The Phoenix Opera is a professional opera company located in Phoenix, Arizona, United States. The company was founded as the Phoenix Metropolitan Opera in 2006 by the artistic director John Massaro the creative director Gail Dubinbaum and business manager Howard Paley. Massaro and Dubinbaum are married and have both had highly successful musical careers, working with such prestigious companies as the Metropolitan Opera. The 2007 inaugural season included only one fully staged opera, Puccini's La Bohème. In 2008/09, the company presented two fully staged productions: Verdi's Aida and Puccini's Tosca. In the 2009/10 season the company presented Carmen and Madama Butterfly conducted by Massaro. In the 2010/11 season the company presented The Magic Flute and La Traviata.
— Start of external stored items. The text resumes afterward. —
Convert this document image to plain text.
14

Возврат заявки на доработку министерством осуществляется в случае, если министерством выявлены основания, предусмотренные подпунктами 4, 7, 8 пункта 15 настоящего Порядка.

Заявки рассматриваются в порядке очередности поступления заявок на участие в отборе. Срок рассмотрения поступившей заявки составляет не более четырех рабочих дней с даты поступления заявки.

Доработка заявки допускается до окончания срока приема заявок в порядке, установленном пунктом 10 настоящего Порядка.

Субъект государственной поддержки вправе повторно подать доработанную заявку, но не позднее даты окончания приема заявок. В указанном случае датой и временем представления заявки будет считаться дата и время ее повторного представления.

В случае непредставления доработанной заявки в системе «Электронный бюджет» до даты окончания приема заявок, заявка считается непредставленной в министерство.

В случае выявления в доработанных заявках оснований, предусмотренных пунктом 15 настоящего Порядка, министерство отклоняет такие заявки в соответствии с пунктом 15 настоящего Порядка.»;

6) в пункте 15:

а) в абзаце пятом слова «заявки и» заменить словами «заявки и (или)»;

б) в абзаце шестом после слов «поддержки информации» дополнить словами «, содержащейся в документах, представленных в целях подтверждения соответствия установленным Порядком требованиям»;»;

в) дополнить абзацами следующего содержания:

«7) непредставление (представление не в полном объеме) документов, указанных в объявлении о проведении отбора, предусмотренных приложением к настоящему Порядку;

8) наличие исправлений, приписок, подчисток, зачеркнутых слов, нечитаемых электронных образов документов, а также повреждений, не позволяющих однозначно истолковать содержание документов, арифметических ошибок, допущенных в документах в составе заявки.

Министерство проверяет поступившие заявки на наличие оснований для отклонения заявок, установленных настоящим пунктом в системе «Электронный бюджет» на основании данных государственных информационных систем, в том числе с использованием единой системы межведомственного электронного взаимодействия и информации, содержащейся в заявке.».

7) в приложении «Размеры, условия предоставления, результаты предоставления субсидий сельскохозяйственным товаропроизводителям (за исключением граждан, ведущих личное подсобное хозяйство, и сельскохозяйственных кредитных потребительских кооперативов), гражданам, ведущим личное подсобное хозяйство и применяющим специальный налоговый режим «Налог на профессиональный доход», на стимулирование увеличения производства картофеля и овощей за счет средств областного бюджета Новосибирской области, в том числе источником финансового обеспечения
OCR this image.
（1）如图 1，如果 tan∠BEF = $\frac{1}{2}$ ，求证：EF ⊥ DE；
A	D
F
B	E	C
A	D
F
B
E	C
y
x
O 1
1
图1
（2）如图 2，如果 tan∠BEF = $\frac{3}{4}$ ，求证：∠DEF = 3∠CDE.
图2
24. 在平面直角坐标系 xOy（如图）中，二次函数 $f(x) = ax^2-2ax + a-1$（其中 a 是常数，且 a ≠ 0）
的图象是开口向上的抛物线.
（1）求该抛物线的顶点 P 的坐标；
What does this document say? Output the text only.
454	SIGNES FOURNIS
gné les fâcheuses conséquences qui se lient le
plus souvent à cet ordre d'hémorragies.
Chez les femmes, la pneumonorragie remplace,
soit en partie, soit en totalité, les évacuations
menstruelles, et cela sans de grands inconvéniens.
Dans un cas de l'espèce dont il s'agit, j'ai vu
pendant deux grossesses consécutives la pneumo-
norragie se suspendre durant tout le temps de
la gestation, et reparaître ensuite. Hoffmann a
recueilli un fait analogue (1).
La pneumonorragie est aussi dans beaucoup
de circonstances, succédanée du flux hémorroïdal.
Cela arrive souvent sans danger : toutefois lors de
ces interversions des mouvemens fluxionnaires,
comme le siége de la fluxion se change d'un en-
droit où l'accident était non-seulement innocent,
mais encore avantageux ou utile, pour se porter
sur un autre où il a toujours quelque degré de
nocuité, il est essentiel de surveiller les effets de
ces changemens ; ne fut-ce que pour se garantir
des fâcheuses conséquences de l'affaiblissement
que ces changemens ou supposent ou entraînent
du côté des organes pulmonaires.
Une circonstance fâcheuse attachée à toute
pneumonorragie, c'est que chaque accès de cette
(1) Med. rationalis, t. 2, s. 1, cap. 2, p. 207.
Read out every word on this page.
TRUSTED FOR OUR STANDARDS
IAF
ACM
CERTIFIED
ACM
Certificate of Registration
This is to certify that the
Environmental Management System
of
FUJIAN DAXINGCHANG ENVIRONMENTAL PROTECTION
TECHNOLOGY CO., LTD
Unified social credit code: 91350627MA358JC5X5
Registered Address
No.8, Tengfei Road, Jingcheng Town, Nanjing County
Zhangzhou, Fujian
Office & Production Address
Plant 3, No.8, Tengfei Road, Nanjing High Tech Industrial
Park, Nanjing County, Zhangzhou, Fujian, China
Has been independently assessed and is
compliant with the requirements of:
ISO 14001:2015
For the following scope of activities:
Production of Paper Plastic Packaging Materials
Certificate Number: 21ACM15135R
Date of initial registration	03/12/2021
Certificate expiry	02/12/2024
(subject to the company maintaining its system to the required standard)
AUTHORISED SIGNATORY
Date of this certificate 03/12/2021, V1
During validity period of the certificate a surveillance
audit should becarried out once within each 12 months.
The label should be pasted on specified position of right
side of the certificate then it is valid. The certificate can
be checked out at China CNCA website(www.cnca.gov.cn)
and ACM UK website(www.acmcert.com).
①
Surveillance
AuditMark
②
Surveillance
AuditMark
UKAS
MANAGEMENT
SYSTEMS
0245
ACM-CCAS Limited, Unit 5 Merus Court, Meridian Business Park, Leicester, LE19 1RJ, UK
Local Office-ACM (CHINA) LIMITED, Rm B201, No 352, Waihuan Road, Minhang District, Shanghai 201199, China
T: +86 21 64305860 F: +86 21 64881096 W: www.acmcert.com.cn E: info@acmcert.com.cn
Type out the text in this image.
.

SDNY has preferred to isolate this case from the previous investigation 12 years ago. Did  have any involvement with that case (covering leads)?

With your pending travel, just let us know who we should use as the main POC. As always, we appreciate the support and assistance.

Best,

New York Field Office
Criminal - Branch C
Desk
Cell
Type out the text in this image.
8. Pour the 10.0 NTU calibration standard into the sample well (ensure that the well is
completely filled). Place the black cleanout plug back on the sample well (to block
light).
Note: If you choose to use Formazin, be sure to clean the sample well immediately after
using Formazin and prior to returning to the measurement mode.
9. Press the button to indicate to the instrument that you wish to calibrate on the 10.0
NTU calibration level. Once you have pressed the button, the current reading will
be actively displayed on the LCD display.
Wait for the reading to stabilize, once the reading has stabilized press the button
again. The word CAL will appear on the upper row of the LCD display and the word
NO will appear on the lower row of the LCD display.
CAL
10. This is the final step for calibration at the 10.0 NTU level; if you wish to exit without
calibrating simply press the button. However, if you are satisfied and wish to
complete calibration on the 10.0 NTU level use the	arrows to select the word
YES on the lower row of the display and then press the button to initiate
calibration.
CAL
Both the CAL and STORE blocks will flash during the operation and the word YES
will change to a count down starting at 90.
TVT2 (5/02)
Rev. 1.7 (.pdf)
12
The company performed all its productions at the Orpheum Theatre. Notable artists to have sung with the company include the soprano Marie Te Hapuku, Fabiana Bravo, Mauro Augustini and Donnie Ray Albert. Phoenix Opera also presented a special gala with Dmitri Hvorostovsky. Phoenix Opera's last performance, An Evening with Jonas Kaufmann, was in 2013 transitioning to focus on The Southwest Vocal Competition which has since concluded. Since 2020 the company continues to focus on education and community events throughout Metropolitan Phoenix.